# 6d (wg)?



## norcalniner (May 26, 2013)

Hey everyone, finally got my 6d on the way. I just wasn't sure what the (wg) was on one of the models? Is it just wifi-GPS? Or some foreign label thing? Anyways, making sure I got the legit thing. I bought from digital rev as I had heard good things and their price was nice.. Thanks for the responses!

J


----------



## iKenndac (May 26, 2013)

The (WG) version has WiFi and GPS and is the one sold in most of Europe, the USA, etc. The (N) version doesn't have WiFi and GPS and is mainly sold in regions where the camera hasn't received approval for the Wifi/GPS.

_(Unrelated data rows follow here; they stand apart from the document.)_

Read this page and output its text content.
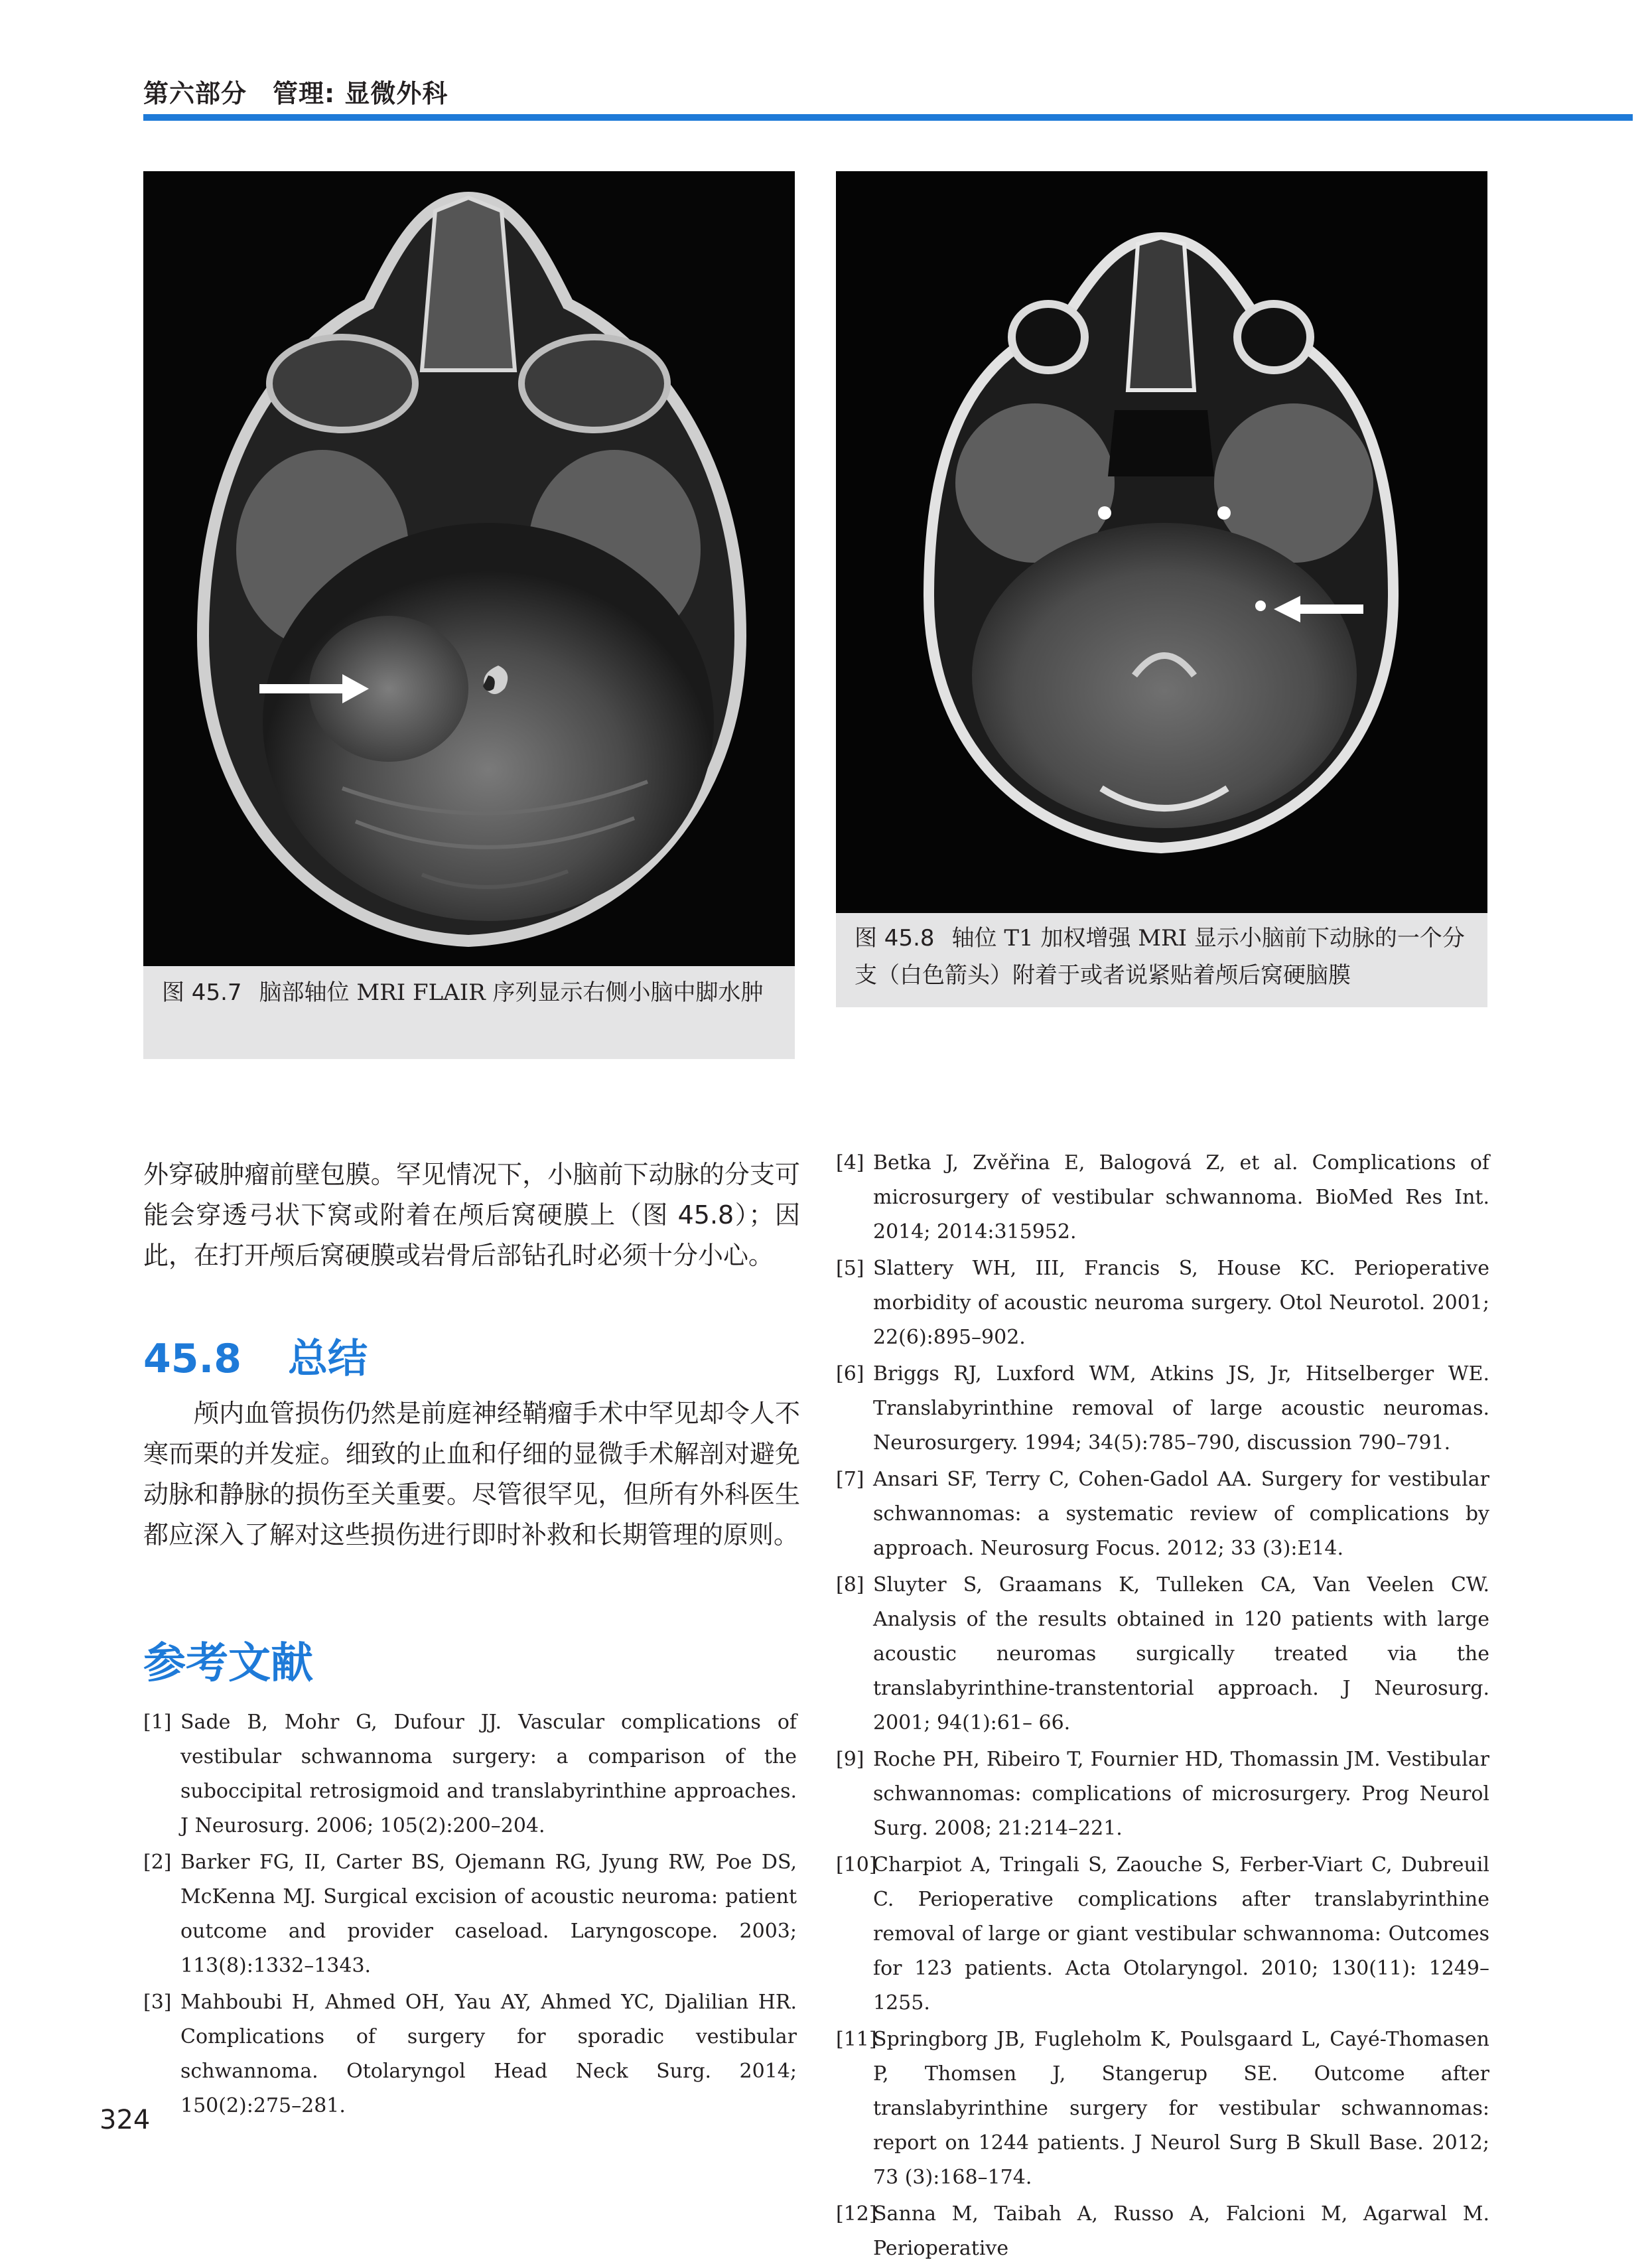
第六部分　管理: 显微外科
图 45.7 脑部轴位 MRI FLAIR 序列显示右侧小脑中脚水肿
图 45.8 轴位 T1 加权增强 MRI 显示小脑前下动脉的一个分支（白色箭头）附着于或者说紧贴着颅后窝硬脑膜

外穿破肿瘤前壁包膜。罕见情况下，小脑前下动脉的分支可能会穿透弓状下窝或附着在颅后窝硬膜上（图 45.8）；因此，在打开颅后窝硬膜或岩骨后部钻孔时必须十分小心。

45.8 总结

颅内血管损伤仍然是前庭神经鞘瘤手术中罕见却令人不寒而栗的并发症。细致的止血和仔细的显微手术解剖对避免动脉和静脉的损伤至关重要。尽管很罕见，但所有外科医生都应深入了解对这些损伤进行即时补救和长期管理的原则。

参考文献
[1] Sade B, Mohr G, Dufour JJ. Vascular complications of vestibular schwannoma surgery: a comparison of the suboccipital retrosigmoid and translabyrinthine approaches. J Neurosurg. 2006; 105(2):200–204.
[2] Barker FG, II, Carter BS, Ojemann RG, Jyung RW, Poe DS, McKenna MJ. Surgical excision of acoustic neuroma: patient outcome and provider caseload. Laryngoscope. 2003; 113(8):1332–1343.
[3] Mahboubi H, Ahmed OH, Yau AY, Ahmed YC, Djalilian HR. Complications of surgery for sporadic vestibular schwannoma. Otolaryngol Head Neck Surg. 2014; 150(2):275–281.
[4] Betka J, Zvěřina E, Balogová Z, et al. Complications of microsurgery of vestibular schwannoma. BioMed Res Int. 2014; 2014:315952.
[5] Slattery WH, III, Francis S, House KC. Perioperative morbidity of acoustic neuroma surgery. Otol Neurotol. 2001; 22(6):895–902.
[6] Briggs RJ, Luxford WM, Atkins JS, Jr, Hitselberger WE. Translabyrinthine removal of large acoustic neuromas. Neurosurgery. 1994; 34(5):785–790, discussion 790–791.
[7] Ansari SF, Terry C, Cohen-Gadol AA. Surgery for vestibular schwannomas: a systematic review of complications by approach. Neurosurg Focus. 2012; 33 (3):E14.
[8] Sluyter S, Graamans K, Tulleken CA, Van Veelen CW. Analysis of the results obtained in 120 patients with large acoustic neuromas surgically treated via the translabyrinthine-transtentorial approach. J Neurosurg. 2001; 94(1):61– 66.
[9] Roche PH, Ribeiro T, Fournier HD, Thomassin JM. Vestibular schwannomas: complications of microsurgery. Prog Neurol Surg. 2008; 21:214–221.
[10]
Charpiot A, Tringali S, Zaouche S, Ferber-Viart C, Dubreuil C. Perioperative complications after translabyrinthine removal of large or giant vestibular schwannoma: Outcomes for 123 patients. Acta Otolaryngol. 2010; 130(11): 1249–1255.
[11]
Springborg JB, Fugleholm K, Poulsgaard L, Cayé-Thomasen P, Thomsen J, Stangerup SE. Outcome after translabyrinthine surgery for vestibular schwannomas: report on 1244 patients. J Neurol Surg B Skull Base. 2012; 73 (3):168–174.
[12]
Sanna M, Taibah A, Russo A, Falcioni M, Agarwal M. Perioperative
324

Here's a link to a PDF of the camera's manual: http://gdlp01.c-wss.com/gds/8/0300009238/01/eos6d-im-en.pdf

You'll see both designations on the first page, with a little explanation of what (N) is at the bottom.


----------



## Sella174 (May 26, 2013)

It would be nice if Canon offered both models everywhere, with a minor price difference (meaning the "N" should be cheaper).


----------



## Zv (May 27, 2013)

Sella174 said:


> It would be nice if Canon offered both models everywhere, with a minor price difference (meaning the "N" should be cheaper).



I don't think it would be much of a price difference. Better to have Wifi and gps. Who knows it might come in handy, esp the wifi.


----------



## christopher cameron (Jun 4, 2013)

Zv said:


> Sella174 said:
> 
> 
> > It would be nice if Canon offered both models everywhere, with a minor price difference (meaning the "N" should be cheaper).
> ...



Yep, the WiFi function I initially thought was a massive gimmick, but now I use it quite regularly if I'm doing street photography, very handy. If only it was fast enough to transfer RAW's!


----------